Washington, Beijing will finalize more detailed agreement in grace period
During the three-month grace period, the two sides are meant to finalize a more detailed agreement. "China has agreed to reduce and remove tariffs on cars coming into China from the US. Currently, the tariff is 40%," Trump said on Twitter. On Saturday, Trump and Xi agreed to put a stop to their tit-for-tat tariffs row, which had roiled world markets for months.
Trump calls the agreement an 'incredible' deal
Trump called their agreement - which Washington hopes will help close a yawning trade gap with the Asian giant and help protect US intellectual property - an "incredible" deal. The US President also agreed to hold off on his threat to slap 25% tariffs on $200 billion worth of Chinese goods from January 1, leaving them at the current 10% rate.
What would be China's contribution as per agreement?
In return, China is to purchase "very substantial" amount of agricultural, energy, industrial and other products from the US. In July, China reduced auto import duties from 25% to 15%, a boon for international carmakers keen to grow sales in the world's largest auto market.
Tariff hikes by China hit sales of US automakers
But as trade tensions ratcheted up with the US this summer, Beijing retaliated by slapping vehicles imported from the US with an extra 25% tariff, bringing the total tariff rate to 40%. Many US automakers build their cars in China, but for some, the tariff hikes have hit sales.
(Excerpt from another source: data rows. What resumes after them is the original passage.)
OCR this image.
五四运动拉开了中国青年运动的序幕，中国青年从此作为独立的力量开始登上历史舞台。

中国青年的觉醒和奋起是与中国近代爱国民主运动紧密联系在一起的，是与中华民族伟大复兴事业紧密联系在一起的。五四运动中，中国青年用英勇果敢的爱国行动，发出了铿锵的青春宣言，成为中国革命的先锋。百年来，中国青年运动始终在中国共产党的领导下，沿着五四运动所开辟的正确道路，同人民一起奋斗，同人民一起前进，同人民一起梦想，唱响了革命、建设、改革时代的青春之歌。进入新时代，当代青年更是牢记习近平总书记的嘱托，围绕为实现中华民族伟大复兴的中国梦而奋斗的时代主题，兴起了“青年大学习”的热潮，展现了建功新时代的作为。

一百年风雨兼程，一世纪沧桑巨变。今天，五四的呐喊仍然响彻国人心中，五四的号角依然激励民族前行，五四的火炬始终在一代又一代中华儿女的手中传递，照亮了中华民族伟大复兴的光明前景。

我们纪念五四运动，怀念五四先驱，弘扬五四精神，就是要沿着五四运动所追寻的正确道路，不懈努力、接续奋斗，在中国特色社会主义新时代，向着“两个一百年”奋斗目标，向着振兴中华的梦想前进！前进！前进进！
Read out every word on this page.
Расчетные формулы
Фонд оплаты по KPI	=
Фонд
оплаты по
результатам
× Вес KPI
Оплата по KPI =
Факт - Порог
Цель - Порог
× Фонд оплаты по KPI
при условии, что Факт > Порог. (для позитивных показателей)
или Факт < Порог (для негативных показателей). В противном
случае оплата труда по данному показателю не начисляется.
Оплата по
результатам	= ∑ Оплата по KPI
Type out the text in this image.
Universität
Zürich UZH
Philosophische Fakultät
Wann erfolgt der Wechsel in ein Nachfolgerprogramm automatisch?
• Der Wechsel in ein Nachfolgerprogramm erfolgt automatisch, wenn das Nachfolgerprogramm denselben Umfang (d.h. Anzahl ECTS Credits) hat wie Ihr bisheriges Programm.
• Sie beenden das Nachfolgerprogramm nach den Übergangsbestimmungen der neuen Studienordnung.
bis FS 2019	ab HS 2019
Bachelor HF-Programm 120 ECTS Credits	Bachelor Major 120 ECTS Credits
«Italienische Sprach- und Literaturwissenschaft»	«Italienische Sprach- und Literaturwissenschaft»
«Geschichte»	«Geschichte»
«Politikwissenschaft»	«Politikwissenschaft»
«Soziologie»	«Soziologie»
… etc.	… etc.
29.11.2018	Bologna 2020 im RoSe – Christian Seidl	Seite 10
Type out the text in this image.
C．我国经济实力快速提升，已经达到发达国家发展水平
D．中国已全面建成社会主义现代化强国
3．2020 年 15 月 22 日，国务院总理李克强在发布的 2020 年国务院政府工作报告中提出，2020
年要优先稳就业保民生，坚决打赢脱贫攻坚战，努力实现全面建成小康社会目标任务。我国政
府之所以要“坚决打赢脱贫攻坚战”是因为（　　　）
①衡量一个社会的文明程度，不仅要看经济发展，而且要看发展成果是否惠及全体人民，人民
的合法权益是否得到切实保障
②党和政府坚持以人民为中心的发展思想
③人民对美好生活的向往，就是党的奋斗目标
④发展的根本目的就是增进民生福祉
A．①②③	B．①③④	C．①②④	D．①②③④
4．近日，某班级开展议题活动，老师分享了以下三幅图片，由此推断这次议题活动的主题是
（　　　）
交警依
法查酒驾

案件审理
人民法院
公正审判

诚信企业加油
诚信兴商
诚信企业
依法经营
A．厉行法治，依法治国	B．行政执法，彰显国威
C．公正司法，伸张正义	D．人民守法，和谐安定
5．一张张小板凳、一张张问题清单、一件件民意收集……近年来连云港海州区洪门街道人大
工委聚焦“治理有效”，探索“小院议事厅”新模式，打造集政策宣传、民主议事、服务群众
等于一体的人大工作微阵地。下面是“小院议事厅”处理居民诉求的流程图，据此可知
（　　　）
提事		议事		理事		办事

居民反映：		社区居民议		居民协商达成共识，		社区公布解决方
US company Tesla also saw the sales drop because of higher prices.
BMW, Ford's Lincoln also suffered loss by the tariff hikes
Tesla, based in California, saw its sales drop with the higher prices this fall and recently said it would absorb some of the higher tariff costs and no longer pass them on to consumers. German carmaker BMW and Ford's Lincoln brand have also been hit hard by the tariffs with some of their cars made in the US for the Chinese market.
German carmakers to meet US officials at White House tomorrow
The news comes as Trump mulls a tariff hike on vehicles imported from the European Union. Top executives from German carmakers Volkswagen, Daimler, and BMW are to meet tomorrow with senior US officials at White House to discuss the situation, reported German news agency DPA.